The following archive provides all changes made for our experiments (after unpacking, see the file diff-files.txt for a list of all changed files).
6.) Further Experimental Results
The following sections present experimental results that did not fit in the original paper due to space limitations.Memory Consumption
The following figure shows the memory usage of each contestant depending on the dataset. As for all experiments in our paper we used p = 24, i. e., we build 24 instances of a MDIS/to-be-scanned array. For scanning vertically partitioned data, we used m partitions (depending on the dataset). We measure the combined space consumption of all instances/partitions.

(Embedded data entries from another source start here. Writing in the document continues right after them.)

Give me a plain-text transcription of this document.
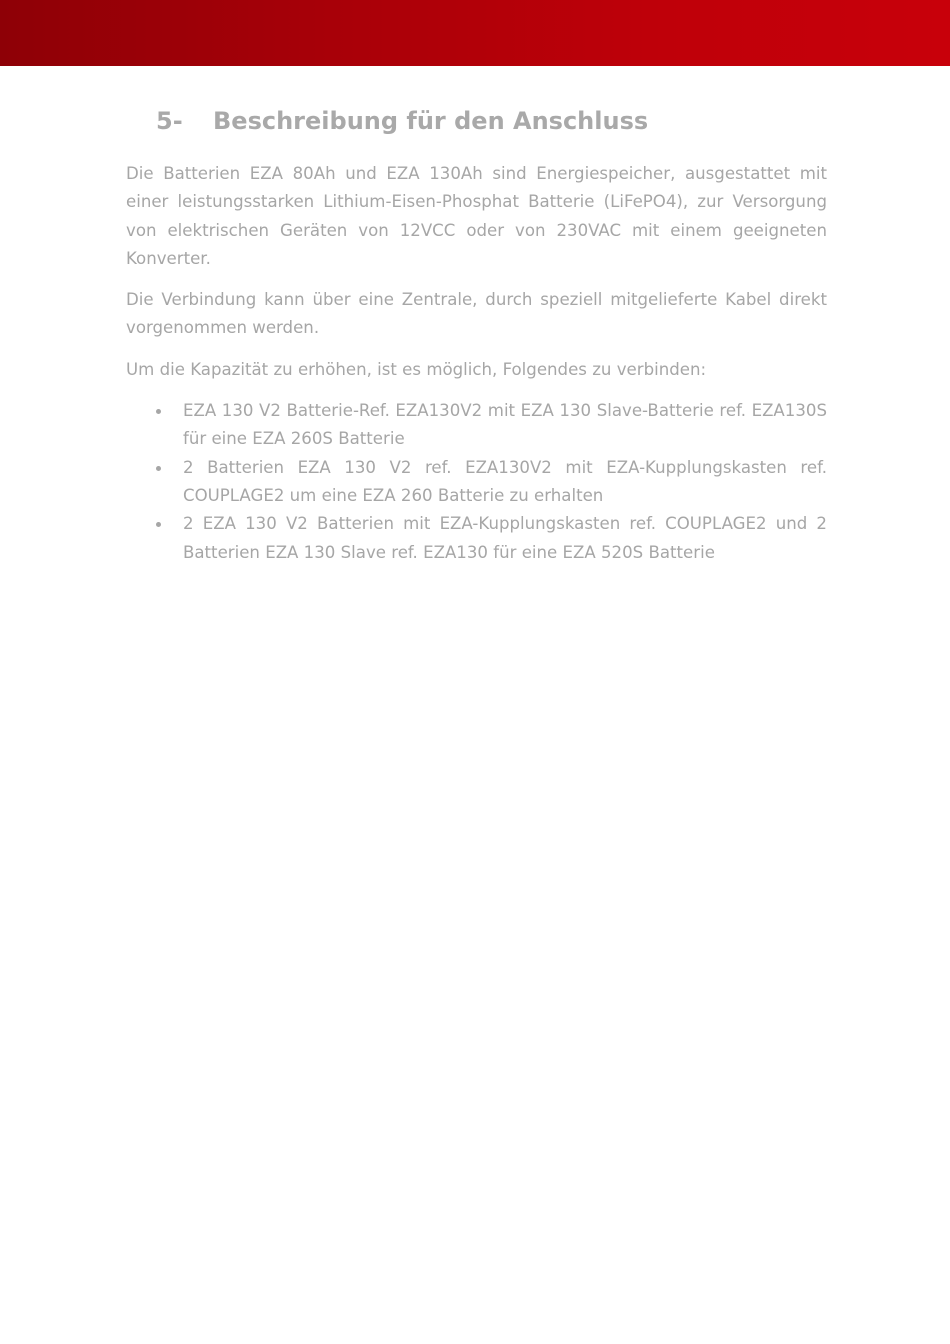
5-	Beschreibung für den Anschluss

Die Batterien EZA 80Ah und EZA 130Ah sind Energiespeicher, ausgestattet mit einer leistungsstarken Lithium-Eisen-Phosphat Batterie (LiFePO4), zur Versorgung von elektrischen Geräten von 12VCC oder von 230VAC mit einem geeigneten Konverter.

Die Verbindung kann über eine Zentrale, durch speziell mitgelieferte Kabel direkt vorgenommen werden.

Um die Kapazität zu erhöhen, ist es möglich, Folgendes zu verbinden:

EZA 130 V2 Batterie-Ref. EZA130V2 mit EZA 130 Slave-Batterie ref. EZA130S für eine EZA 260S Batterie
2 Batterien EZA 130 V2 ref. EZA130V2 mit EZA-Kupplungskasten ref. COUPLAGE2 um eine EZA 260 Batterie zu erhalten
2 EZA 130 V2 Batterien mit EZA-Kupplungskasten ref. COUPLAGE2 und 2 Batterien EZA 130 Slave ref. EZA130 für eine EZA 520S Batterie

For SYNT-UNI, we show the memory consumption when storing 10M 5-dimensional data objects. For SYNT-CLUST, we show the memory consumption when storing 1M 5-dimensional data objects featuring 20 clusters. For POWER, we show the memory consumption when storing 10M 3-dimensional data objects. For GMRQB, we show the memory consumption when storing 10M 19-dimensional data objects. Parallel scans require the least memory across all datasets, because they do not employ any additional data structures like MDIS. Comparing both hierarchical MDIS, the kd-tree shows a more efficient memory usage than the R*-tree. Please note that our VA-file implementation uses 8-bit integers (the smallest available data type) for approximation values to allow an arbitrary number of partitions although only 2 bits are needed (we create 4 partitions per dimension), thus reducing the memory efficiency.

Experiments on further Hardware Platform
In addition to the main evaluation in the paper, we also ran all experiments on a further hardware platform to prove that our findings do not depend on the hardware architecture used in our evaluation. As further hardware platform we used a modern desktop machine that features one Intel i7-5930K CPU (3.5 GHz clock rate, 6 cores, 12 virtual cores) and 32 GB RAM. The CPU supports AVX instructions. The results on both hardware platforms are very similar, which confirms that our experimental results do not depend on the used hardware architecture.
As exemplary results for the experiments on the desktop machine, the following figure shows the throughput when executing the query templates from the GMRQ Benchmark on 10M 19-dimensional data objects from the 1000 Genomes Project. The query templates are instantiated with the same values as in Section 7.7 of the paper. In contrast to the experiment on the other machine, here only 12 software threads are used because the desktop machine features less virtual cores. As on the other hardware platform, the parallel scan with vertical partitioning achieves the highest throughput for queries with a moderate to low selectivity (Mixed Workload and Query Templates 1-5). Only for queries with a very high selectivity much below 1% (Query Templates 6-8), it is outperformed by the kd-tree.